Slashdot Mirror


PC Power Management, ACPI Explained In Detail

DK writes "Computer performance has increased steadily in recent years, and unfortunately so has power consumption. An ultimate gaming system equipped with a quad-core processor, two NVIDIA GeForce 8800 Ultra, 4 sticks of DDR2 memory, and a few hard drives can easily consume 500W without doing anything! To reduce power wastage, the industry standards APM and ACPI have been developed to make our computers work more efficiently. ACPI is the successor of APM and is explained in detail in this article."

4 of 133 comments (clear)

  1. ACPI is a disaster by r00t · · Score: 4, Informative

    We used to standardize hardware interfaces. They stood the test of time, were well supported, and were low overhead. Writing drivers, including boot code, was no serious problem. We didn't need an emulator, virtual machine, etc.

    Decent standards: IDE, VGA, PC serial interface, PC parallel interface, PC keyboard interface, UHCI, OHCI, etc.

    Now we standardize an interface to non-standard hardware via ACPI. The OS is supposed to run ACPI code (a script) in a complicated interpreter. ACPI code is slow and buggy, and generally gets to do whatever it wants with the hardware. It's like making BIOS calls to do everything, but without even the minor advantage of native code.

    This is especially painful for boot loaders. You can't run an ACPI interpreter in a 512-byte boot sector. You probably can't do it in any reasonable boot loader.

    This is even painful for power management. For example, OLPC wants to suspend the CPU between every keystroke; that doesn't work so well if you need to run an ACPI code script to do it.

    1. Re:ACPI is a disaster by Bert64 · · Score: 5, Informative

      Whats worse is that...
      There is a standard for these ACPI scripts, as you pointed out it's not great but at least there is one. There's also a compiler for them, written by Intel that complies with the standard.
      But most hardware makers don't use Intel's compiler that complies with standards... They use Microsoft's compiler that completely breaks the standards, thus OS authors can't just implement according to Intel's published standards, they have to reverse engineer Microsoft's unpublished variations.

      --
      http://spamdecoy.net - free throwaway anonymous email - avoid spam!
    2. Re:ACPI is a disaster by *SECADM · · Score: 4, Informative
      The ACPI interpreter is designed to work within the OSPM. The reason being the assumption that the OS will always be the central point that knows the most about the whole system at any given time, and therefore it is most qualified to make power management decisions.

      About your point about standardizing on an abstract interface of non-standardized hardware, consider:
      1. This is nothing new, and is what always happens in the computer industry. If we were so hung up on standardized hardware interfaces that are well understood by the industry, we would still be coding all in x86/68k/ia64 assembly. Thanks to a wonderful high level (read: abstract) language (C/C++) that is standardized so we can write portable code for.
      2. ACPI hasn't replaced any of those hardware standards you mentioned.
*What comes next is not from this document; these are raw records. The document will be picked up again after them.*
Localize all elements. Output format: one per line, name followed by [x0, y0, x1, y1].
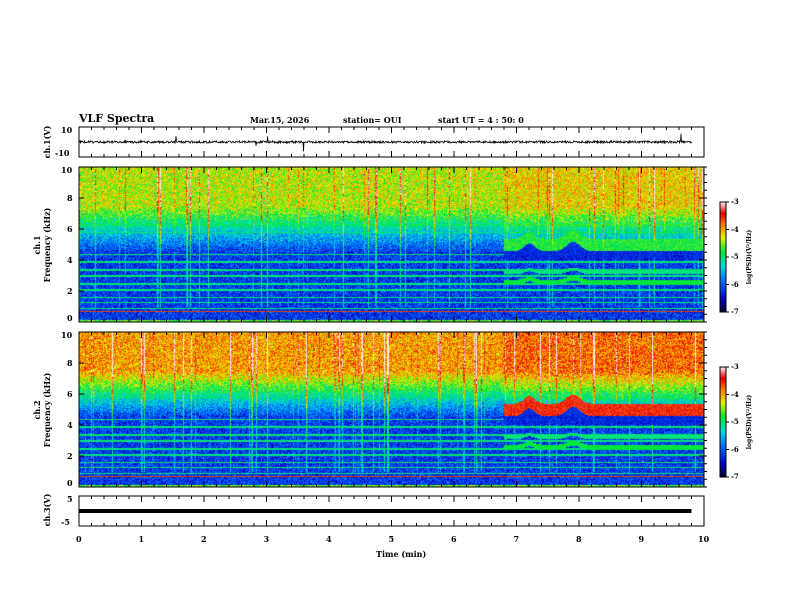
chart-title: VLF Spectra: [79, 112, 155, 125]
y-tick-label: 10: [61, 329, 73, 340]
colorbar-tick-label: -5: [731, 417, 739, 426]
ch1-colorbar: [720, 202, 726, 312]
colorbar-tick-label: -7: [731, 472, 739, 481]
x-tick-label: 5: [388, 534, 395, 544]
ch2-colorbar-label: log(PSD)(V²/Hz): [746, 394, 753, 450]
colorbar-tick-label: -4: [731, 224, 739, 234]
y-tick-label: 6: [67, 388, 73, 399]
ch1-spec-label: ch.1 Frequency (kHz): [32, 190, 52, 300]
colorbar-frame: [719, 201, 727, 313]
ch1-colorbar-label: log(PSD)(V²/Hz): [746, 229, 753, 285]
x-tick-label: 6: [451, 534, 457, 544]
x-axis-label: Time (min): [376, 549, 427, 559]
colorbar-tick-label: -6: [731, 279, 739, 289]
x-tick-label: 4: [326, 534, 332, 544]
date-label: Mar.15, 2026: [250, 115, 310, 125]
ch2-spectrogram: [79, 332, 704, 487]
station-label: station= OUI: [343, 115, 402, 125]
ch1-waveform-line: [78, 133, 692, 152]
y-tick-label: 10: [61, 164, 73, 175]
colorbar-tick-label: -6: [731, 444, 739, 454]
colorbar-tick-label: -3: [731, 362, 739, 371]
ch2-freq-label: Frequency (kHz): [42, 372, 52, 448]
ch2-spec-label: ch.2 Frequency (kHz): [32, 355, 52, 465]
colorbar-tick-label: -5: [731, 252, 739, 261]
x-tick-label: 7: [513, 534, 520, 544]
y-tick-label: 0: [67, 313, 73, 323]
ch2-label: ch.2: [32, 400, 42, 420]
start-time-label: start UT = 4 : 50: 0: [438, 115, 524, 125]
y-tick-label: 2: [67, 450, 73, 461]
ch1-freq-label: Frequency (kHz): [42, 207, 52, 283]
x-tick-label: 3: [263, 534, 270, 544]
ch1-label: ch.1: [32, 235, 42, 255]
colorbar-tick-label: -7: [731, 307, 739, 316]
y-tick-label: 4: [67, 254, 73, 265]
panel-frame: [78, 166, 705, 323]
ch3-waveform-ylabel: ch.3(V): [42, 493, 52, 527]
y-tick-label: 10: [61, 124, 73, 135]
y-tick-label: 6: [67, 223, 73, 234]
x-tick-label: 0: [76, 534, 82, 544]
y-tick-label: 8: [67, 357, 73, 368]
y-tick-label: 0: [67, 478, 73, 488]
y-tick-label: 4: [67, 419, 73, 430]
colorbar-frame: [719, 366, 727, 478]
ch1-waveform-ylabel: ch.1(V): [42, 125, 52, 159]
x-tick-label: 2: [201, 534, 207, 544]
x-tick-label: 9: [638, 534, 645, 544]
y-tick-label: 2: [67, 285, 73, 296]
x-tick-label: 8: [576, 534, 582, 544]
panel-frame: [78, 331, 705, 488]
ch2-colorbar: [720, 367, 726, 477]
y-tick-label: -10: [55, 148, 70, 158]
x-tick-label: 10: [698, 534, 710, 544]
colorbar-tick-label: -4: [731, 389, 739, 399]
y-tick-label: -5: [61, 517, 70, 527]
x-tick-label: 1: [138, 534, 145, 544]
y-tick-label: 5: [67, 493, 73, 504]
y-tick-label: 8: [67, 192, 73, 203]
ch1-spectrogram: [79, 167, 704, 322]
colorbar-tick-label: -3: [731, 197, 739, 206]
E.g. ATA drives still take the same commands as before and the standard is constantly evolving. But more importantly, do those hardware standards have the advance power management capabilities offered by ACPI? And, if they do implement it somehow in the hardware spec, how is updating each individual hardware's firmware *and* driver to include the new power management support, better than just updating the firmware AML code to expose the new capabilities to the OS in a standardized way?
      3. You didn't mention the other half of the ACPI standard, the Configuration aspect of the spec. All those hardware interfaces that you know and love used to each expose its own resource requirement differently, unlike ACPI which standardizes resource descriptors and boot-configured requirements. How is supporting a bunch of hardware specific resource description format better than supporting one standardized format that is well understood by the OS?
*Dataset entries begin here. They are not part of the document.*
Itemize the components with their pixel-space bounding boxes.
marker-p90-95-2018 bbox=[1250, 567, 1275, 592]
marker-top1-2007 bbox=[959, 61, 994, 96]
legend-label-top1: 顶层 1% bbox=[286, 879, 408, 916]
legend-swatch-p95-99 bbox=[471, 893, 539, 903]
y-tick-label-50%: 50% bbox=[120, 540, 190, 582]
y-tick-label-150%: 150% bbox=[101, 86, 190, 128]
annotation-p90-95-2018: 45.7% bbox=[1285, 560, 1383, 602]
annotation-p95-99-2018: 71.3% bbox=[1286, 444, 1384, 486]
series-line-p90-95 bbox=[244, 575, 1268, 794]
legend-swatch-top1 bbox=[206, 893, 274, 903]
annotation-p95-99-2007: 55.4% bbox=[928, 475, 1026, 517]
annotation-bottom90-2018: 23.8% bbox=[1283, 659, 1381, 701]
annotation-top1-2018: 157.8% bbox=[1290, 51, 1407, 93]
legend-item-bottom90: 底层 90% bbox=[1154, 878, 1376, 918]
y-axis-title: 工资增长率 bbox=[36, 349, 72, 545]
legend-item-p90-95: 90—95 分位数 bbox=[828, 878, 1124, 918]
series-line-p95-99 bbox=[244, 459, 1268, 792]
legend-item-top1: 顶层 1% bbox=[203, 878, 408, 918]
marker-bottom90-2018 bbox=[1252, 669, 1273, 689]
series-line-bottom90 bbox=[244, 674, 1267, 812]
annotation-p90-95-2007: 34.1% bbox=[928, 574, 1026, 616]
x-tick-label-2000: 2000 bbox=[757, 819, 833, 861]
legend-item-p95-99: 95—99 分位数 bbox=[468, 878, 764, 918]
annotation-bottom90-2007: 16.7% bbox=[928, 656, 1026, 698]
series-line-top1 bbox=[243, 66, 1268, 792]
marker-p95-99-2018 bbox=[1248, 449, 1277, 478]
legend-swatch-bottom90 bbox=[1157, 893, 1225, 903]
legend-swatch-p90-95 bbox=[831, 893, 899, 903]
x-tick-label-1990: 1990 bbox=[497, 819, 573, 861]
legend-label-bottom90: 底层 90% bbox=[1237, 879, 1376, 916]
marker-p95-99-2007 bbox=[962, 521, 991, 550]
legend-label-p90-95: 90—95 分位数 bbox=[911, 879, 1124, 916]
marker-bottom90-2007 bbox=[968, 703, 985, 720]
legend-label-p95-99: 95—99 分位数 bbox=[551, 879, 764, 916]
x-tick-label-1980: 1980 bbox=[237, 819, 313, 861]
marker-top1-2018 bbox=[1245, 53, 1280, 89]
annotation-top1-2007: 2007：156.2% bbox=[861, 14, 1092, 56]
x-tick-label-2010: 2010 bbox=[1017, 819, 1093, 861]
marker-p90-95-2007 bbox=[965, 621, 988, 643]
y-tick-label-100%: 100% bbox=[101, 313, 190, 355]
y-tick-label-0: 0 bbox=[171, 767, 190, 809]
      Finally, to go back to your OLPC example. First of all I am not sure why you would want to put an ACPI interpreter into the boot loader? Is there a reason OLPC is doing this? As for you implying that you need to run ACPI code to suspend the CPU (after each keystroke), this is just not true. C-states (which i assume you are talking about) are entered by simply reading a register for the state, as described by the _CST definition. So all you need to do is parse the definition once, and remember the corresponding registers and never parse the AML code again. Same for T-states or P-states, which are entered by writing to the proper registers. There is no such running "ACPI script" overhead like you've described when handling processor power management.
      --
      sure I'll have a sig.
  2. Whatever by Anonymous Coward · · Score: 5, Informative

    Noones computer idles at 500 Watts, not even close. I wish people would check their facts before posting nonsense.

    My 4 year old xenon dual processor (Thats two physical CPUs) PC with (~10 fans) with no power management support in the CPUs idles at 200 watts including powering the display and extraneous trinkets attached to the watt meter plugged into my wall.

    All new PCs with multiple cores on single processors have power management features and use concideribly less power when idling.

    Whats worse is the article spouts all kinds of mostly useless techno crap about power states without providing any context into what it means or useful information in terms of actual OS power settings one can configure to do something about their PCs power usage.